Teen driving fatalities have been increasing in Tennessee and in the rest of the country, making it important for parents to teach their teens to drive safely. Teaching safe driving practices may help to save the lives of teens as well as those of others who are on the roads around them. Teen drivers have less experience than older drivers and are likelier to engage in risky behaviors. The widespread use of cell phones and apps has also contributed to the increase in accidents. There are several things that parents should keep in mind when they are teaching their teens to drive.

Why Are Teen Accidents Increasing?

Teen driving fatalities steadily declined from the middle part of the 1970s until about four years ago. Since that time, the number of teen driving fatalities has been increasing. Almost 3,000 teens are killed in motor vehicle accidents every year. One of the major contributing factors to the increase in teen driving fatalities is the use of cell phones and other electronic devices while the teens are driving. Using a cell phone while driving to text, talk, check social media, or use apps diverts the attention of teens away from the road. While their eyes are off of the road, the vehicles that they are driving can travel hundreds of feet. Since they are inexperienced drivers, they may not react the correct way to avoid collisions. Other issues that have contributed to the increase in accidents include driving while drunk, speeding, not wearing seatbelts, driving while they are drowsy, and driving with passengers in their vehicles.

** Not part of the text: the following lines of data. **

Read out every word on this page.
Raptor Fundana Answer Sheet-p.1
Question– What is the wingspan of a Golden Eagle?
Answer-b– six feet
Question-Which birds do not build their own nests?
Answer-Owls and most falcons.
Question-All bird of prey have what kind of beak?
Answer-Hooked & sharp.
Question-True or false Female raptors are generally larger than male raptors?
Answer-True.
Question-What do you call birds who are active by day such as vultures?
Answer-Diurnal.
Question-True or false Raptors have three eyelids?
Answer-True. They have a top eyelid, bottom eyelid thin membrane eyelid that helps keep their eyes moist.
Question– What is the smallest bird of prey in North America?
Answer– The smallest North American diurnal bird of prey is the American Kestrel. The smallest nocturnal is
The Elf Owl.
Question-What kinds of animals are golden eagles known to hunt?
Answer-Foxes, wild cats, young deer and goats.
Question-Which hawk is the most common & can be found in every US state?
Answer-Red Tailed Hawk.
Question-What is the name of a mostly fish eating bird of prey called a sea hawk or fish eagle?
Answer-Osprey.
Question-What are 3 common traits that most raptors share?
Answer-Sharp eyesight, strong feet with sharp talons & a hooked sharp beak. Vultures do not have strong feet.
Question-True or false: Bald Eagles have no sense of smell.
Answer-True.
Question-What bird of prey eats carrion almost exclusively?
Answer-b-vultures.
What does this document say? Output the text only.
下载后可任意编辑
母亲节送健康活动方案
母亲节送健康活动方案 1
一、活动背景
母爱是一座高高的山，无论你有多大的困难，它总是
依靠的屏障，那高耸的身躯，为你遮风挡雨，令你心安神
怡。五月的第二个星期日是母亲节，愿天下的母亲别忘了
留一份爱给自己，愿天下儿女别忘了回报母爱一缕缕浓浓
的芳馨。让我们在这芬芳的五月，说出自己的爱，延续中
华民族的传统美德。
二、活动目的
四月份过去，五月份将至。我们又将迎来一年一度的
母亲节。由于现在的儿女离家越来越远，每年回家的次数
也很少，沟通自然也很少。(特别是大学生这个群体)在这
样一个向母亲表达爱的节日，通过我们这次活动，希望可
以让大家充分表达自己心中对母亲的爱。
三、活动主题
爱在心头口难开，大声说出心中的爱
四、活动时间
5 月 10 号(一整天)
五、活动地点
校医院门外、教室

Teaching Teens to Drive Safely

Parents can help to prevent their teens from being involved in an accident by teaching them to drive safely at all times. It is a good idea for them to enroll their children in drivers’ education courses. Once they have completed these classes, the parents should regularly take them to practice driving. Parents should view the state’s required supervised driving hours as a minimum amount and should aim to teach them more. They should also model safe driving practices themselves by always wearing seatbelts, following speed limits, and not checking their cell phones while they drive. Teaching teens to drive safely may save their lives and those of others.